Choir Has Their First Concert in Over 600 Days

As part of their commUNITY theme, the RRSings choir collects non-perishable food items in support of the Dulles South Food Pantry.


Anik Mridha

Shining under the spotlight, the Chamber Choir performs a thoroughly choreographed number at the Dec. 9 choir concert.

At their first concert in almost two years, delegates and members of the Rock Ridge Sings choir sang 14 songs and raised non-perishable food items on Dec. 9 in the auditorium. The concert was an effort to give back to the community, providing food for children and families in need. With this in mind, the event also worked to bring each choir member closer together to appreciate the friendships they’ve built.

The choir students worked intensively to prepare for the concert, often by means of treating each practice as if it were the real thing. “During class, we practiced a lot…we went over specific parts of the song we had trouble with,” sophomore Emily Gruessings said. “We worked a lot on ‘getting into it’—the more you get into it the better it sounds…so we have to really get into that mindset before we get onstage.” 

The choir worked for weeks in November prior to the concert. “I think we’re doing a really good job as a group, and I love the group that I have,” freshman Donte Allen said. 

Allen had a solo to do the day before the concert, and even though he was nervous, he made it clear that his hard work and the support of his peers gave him confidence. The gestalt of the Chamber Choir did what they could to put in their best effort and give to those in need. “Many of us in the program donated [to the event,] freshman Wardah Islam said. We all tried to help as much as we possibly could, and it was fun… it’s like a huge family.”

According to Gruessings, the concert was not only an effort to give thanks and appreciation, but also, it was a fun experience that brought the students closer together. “I get really excited before I get on stage … I just have so much fun singing,” Gruessings said. “Especially with [my peers], because they’re such fun people. I was just excited to perform.” 

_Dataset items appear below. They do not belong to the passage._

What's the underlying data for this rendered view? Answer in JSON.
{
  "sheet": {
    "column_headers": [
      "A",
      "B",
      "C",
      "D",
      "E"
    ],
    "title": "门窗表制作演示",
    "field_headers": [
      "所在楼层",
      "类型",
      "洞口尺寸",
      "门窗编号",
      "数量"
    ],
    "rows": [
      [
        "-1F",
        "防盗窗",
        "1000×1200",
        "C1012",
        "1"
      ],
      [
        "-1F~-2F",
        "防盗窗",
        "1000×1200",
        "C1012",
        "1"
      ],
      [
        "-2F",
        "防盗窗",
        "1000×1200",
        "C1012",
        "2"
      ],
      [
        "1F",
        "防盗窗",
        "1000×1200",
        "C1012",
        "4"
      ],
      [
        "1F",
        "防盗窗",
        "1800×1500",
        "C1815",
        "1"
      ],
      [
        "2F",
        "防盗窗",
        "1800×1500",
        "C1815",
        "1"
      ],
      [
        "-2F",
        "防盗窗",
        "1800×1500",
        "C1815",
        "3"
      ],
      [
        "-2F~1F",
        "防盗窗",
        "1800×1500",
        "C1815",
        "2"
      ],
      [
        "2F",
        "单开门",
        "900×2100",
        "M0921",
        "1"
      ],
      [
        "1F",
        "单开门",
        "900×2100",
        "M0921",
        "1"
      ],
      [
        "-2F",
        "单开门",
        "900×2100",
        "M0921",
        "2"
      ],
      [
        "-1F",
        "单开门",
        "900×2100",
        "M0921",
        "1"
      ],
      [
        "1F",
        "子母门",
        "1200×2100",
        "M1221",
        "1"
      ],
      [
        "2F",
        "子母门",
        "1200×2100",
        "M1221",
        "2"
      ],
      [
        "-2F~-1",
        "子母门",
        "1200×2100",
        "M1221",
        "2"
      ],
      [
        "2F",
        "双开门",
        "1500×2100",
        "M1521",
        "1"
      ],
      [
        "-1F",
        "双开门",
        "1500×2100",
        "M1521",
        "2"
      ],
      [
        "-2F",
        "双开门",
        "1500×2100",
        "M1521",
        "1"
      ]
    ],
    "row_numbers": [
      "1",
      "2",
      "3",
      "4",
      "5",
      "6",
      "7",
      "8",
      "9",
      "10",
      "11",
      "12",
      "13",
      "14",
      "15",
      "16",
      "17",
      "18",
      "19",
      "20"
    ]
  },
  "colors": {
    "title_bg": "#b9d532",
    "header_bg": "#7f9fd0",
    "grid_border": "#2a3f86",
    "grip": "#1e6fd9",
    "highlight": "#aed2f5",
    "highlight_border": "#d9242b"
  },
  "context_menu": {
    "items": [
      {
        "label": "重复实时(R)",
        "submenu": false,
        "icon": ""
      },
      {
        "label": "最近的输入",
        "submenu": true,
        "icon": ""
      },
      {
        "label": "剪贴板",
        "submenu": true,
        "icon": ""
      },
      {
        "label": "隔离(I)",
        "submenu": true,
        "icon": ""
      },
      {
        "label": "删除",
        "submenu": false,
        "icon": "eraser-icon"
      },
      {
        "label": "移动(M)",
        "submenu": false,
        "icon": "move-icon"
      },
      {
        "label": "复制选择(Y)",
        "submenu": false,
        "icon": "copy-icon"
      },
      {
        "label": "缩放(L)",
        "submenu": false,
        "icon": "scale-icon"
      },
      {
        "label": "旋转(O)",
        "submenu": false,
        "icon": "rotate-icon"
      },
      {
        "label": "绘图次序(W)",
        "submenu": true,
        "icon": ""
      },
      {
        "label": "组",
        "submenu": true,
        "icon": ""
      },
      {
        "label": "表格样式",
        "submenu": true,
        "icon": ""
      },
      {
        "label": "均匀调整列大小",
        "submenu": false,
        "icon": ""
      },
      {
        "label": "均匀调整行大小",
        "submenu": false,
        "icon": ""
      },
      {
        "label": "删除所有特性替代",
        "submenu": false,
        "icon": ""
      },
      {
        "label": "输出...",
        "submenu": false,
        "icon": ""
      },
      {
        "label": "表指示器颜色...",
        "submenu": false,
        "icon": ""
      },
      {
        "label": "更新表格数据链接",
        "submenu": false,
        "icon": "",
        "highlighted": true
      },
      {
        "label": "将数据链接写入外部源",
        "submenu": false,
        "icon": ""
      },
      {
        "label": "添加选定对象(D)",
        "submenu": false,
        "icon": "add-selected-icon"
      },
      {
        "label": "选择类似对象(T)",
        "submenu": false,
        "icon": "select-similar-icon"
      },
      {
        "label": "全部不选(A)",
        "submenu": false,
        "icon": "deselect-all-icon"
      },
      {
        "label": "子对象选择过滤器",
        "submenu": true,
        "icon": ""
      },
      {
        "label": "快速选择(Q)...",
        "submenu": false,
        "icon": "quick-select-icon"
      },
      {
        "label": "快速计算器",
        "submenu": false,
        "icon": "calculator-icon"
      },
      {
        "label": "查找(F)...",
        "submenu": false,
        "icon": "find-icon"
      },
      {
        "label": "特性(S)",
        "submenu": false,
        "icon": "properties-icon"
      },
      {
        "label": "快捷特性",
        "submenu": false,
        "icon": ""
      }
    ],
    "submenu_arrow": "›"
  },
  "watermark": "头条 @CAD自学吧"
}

The availability of food and shelter can be scarce for some in Loudoun, and the choir made it their mission to help support and welcome those in need. “The community gives so much to us, we just wanted to give back what we can in return,” freshman Kaylie Rivers said. 

In total, choir members raised over 619 lbs of non-perishable foods for the Dulles South Food Pantry, for a program called Backpack Buddies  — a food program made to support kids in need — for the school community. 

Guessings has a bright outlook on the future of RRSings and is confident that they will continue to elevate their talents over time. “I definitely think we’re going to improve a lot,” Gruessings said. “This concert was really rough; I mean I think we did well, but it was also our first concert back [from quarantine] … [regardless] I’m feeling happy.” 

RRSings is looking forward to sending choir members to the All District Choir on Feb. 11 and 12.